My name is Tracey and I am a new member. I thought I would post a few pics of my dogs the black GSD is Kane my male and the sable is Kandy our female.


----------



## Porphyria (Jul 13, 2011)

Welcome! They're beautiful!


----------



## MollyWoppy (Mar 19, 2010)

They are seriously stunning dogs. There's something about German Shepherds, the way they are always so alert and interested in everything around them. Love Kane, just beautiful. Thanks for posting.


----------



## KlaMarie (Dec 30, 2010)

Another sable GSD yay!!! Gorgeous dogs, what lines are they from?


----------



## Lisa_j (Apr 7, 2011)

Beautiful dogs ya got there!


----------



## Dude and Bucks Mamma (May 14, 2011)

They're beautiful! I think I might be partial to the sable, but I have never seen a full black GSD before... That is very interesting! All of the ones I have seen seem to have brown mixed in. I'm looking forward to more pictures in the future  Welcome to DFC!


----------



## Tracey (Aug 29, 2011)

The female (sable) her mother was Lexi Vom Haus Hillsview and the dad was Aragorn Vom Kraftwerk CGN (USA) 

The male (black) I would need to find his paperwork I don't know off the top of my head, I do know that is father came from a german bloodline and his mother is what has been referred to as an american bloodline.

My female I have been told comes from a strong european blood line her father was german and her mother was checz. I haven't had a chance to get there pedigree yet. 

and Yay is right another Sable GSD the really are striking looking dogs the sable ones. Where can I go to look at your dog from the picture she looks gorgeous nice dark face.


----------



## Tracey (Aug 29, 2011)

Thanks and I never seen a full black GSD either until I got him and he sure does have a lot of people stopping me and asking what he is. People either want to see him or they give him a wide berth, they all comment that he looks like a wolf.......but he is the most affectionate GSD I ever had. The sable was my first pick this time around I loved the look of her.


----------



## lauren43 (Feb 6, 2011)

Love their coloring. I have a thing for the darker GSD's.


----------



## KlaMarie (Dec 30, 2010)

Tracey said:


> The female (sable) her mother was Lexi Vom Haus Hillsview and the dad was Aragorn Vom Kraftwerk CGN (USA)
> 
> The male (black) I would need to find his paperwork I don't know off the top of my head, I do know that is father came from a german bloodline and his mother is what has been referred to as an american bloodline.
> 
> My female I have been told comes from a strong european blood line her father was german and her mother was checz. I haven't had a chance to get there pedigree yet.

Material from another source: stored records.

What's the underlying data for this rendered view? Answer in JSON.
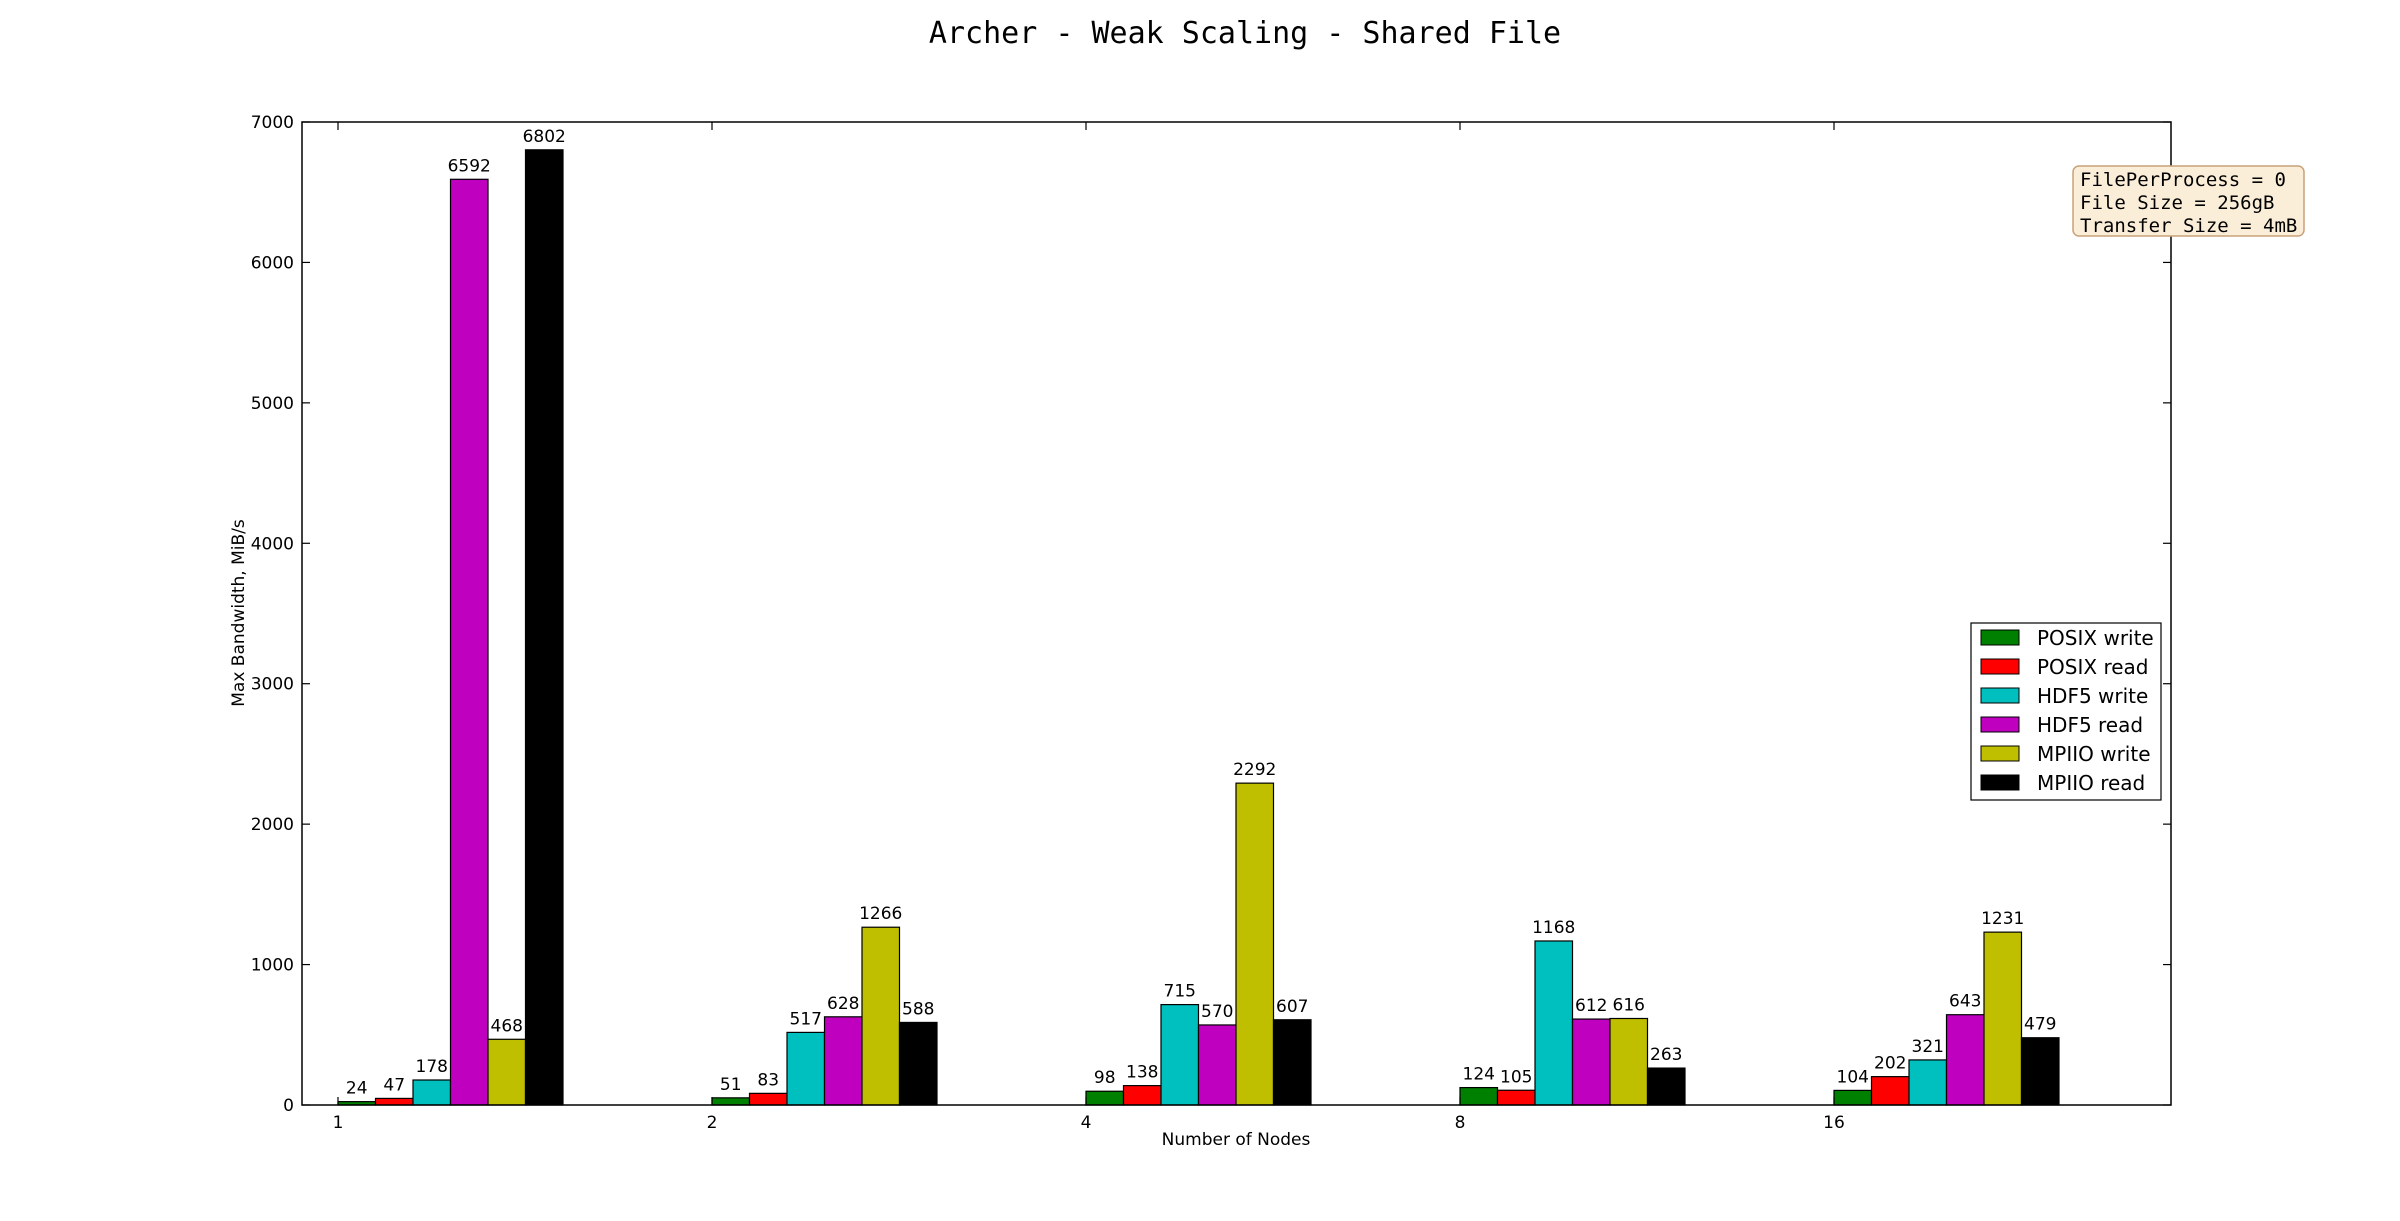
{
  "chart_data": {
    "type": "bar",
    "title": "Archer - Weak Scaling - Shared File",
    "xlabel": "Number of Nodes",
    "ylabel": "Max Bandwidth, MiB/s",
    "ylim": [
      0,
      7000
    ],
    "yticks": [
      0,
      1000,
      2000,
      3000,
      4000,
      5000,
      6000,
      7000
    ],
    "categories": [
      "1",
      "2",
      "4",
      "8",
      "16"
    ],
    "series": [
      {
        "name": "POSIX write",
        "color": "#008000",
        "values": [
          24,
          51,
          98,
          124,
          104
        ]
      },
      {
        "name": "POSIX read",
        "color": "#ff0000",
        "values": [
          47,
          83,
          138,
          105,
          202
        ]
      },
      {
        "name": "HDF5 write",
        "color": "#00bfbf",
        "values": [
          178,
          517,
          715,
          1168,
          321
        ]
      },
      {
        "name": "HDF5 read",
        "color": "#bf00bf",
        "values": [
          6592,
          628,
          570,
          612,
          643
        ]
      },
      {
        "name": "MPIIO write",
        "color": "#bfbf00",
        "values": [
          468,
          1266,
          2292,
          616,
          1231
        ]
      },
      {
        "name": "MPIIO read",
        "color": "#000000",
        "values": [
          6802,
          588,
          607,
          263,
          479
        ]
      }
    ],
    "legend_position": "center-right",
    "grid": false,
    "annotation": {
      "lines": [
        "FilePerProcess = 0",
        "File Size = 256gB",
        "Transfer Size = 4mB"
      ],
      "background": "#fbeed9",
      "border": "#c8a27a"
    }
  }
}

Oh yeah, definately czech on the dam's side of your female. This dog -- Xant z Jirkova dvora -- your female's "grandfather" on her dam's side, I have always LOVED the look of this dog. He is just gorgeous all around. 
To my inexperienced eye, does look german working lines on the sire's side, like you said. Probably west german, but that I can't be sure of.

You can look up the dam and sire names on pedigreedatabase, and get an idea of what your dog's pedigree looks like. I'll PM you the links if you have any trouble finding them.




Tracey said:


> and Yay is right another Sable GSD the really are striking looking dogs the sable ones. Where can I go to look at your dog from the picture she looks gorgeous nice dark face.


Here is the most recent pics of her, her lines are all West German working. http://dogfoodchat.com/forum/pictures/10240-rayne-6-months-old-already.html


----------



## PennyGreyhuahua (Aug 13, 2011)

wow they're so beautiful~ they sure are my bf's dream dogs!


----------



## cprcheetah (Jul 14, 2010)

Wow, they are both so beautiful.


----------



## DaneMama (Jun 27, 2008)

Hello and welcome to DFC! You have gorgeous dogs!


----------



## CorgiPaws (Mar 31, 2009)

GSDs are such beautiful animals, so loyal and intelligent too. 
Your pair are absolutely striking.


----------



## frogdog (Aug 10, 2011)

Beautiful dogs...great pics! Love this breed!


----------



## runwiththewind (Aug 19, 2011)

:welcome: They are magnificent.


----------



## Herzo (Feb 5, 2011)

Veeeeeeeeeeery nice. Welcome to the forum.


----------



## Janet At Nutro (Mar 11, 2011)

Hi and Welcome!
Kane and Kandy make such a beautiful pair.


----------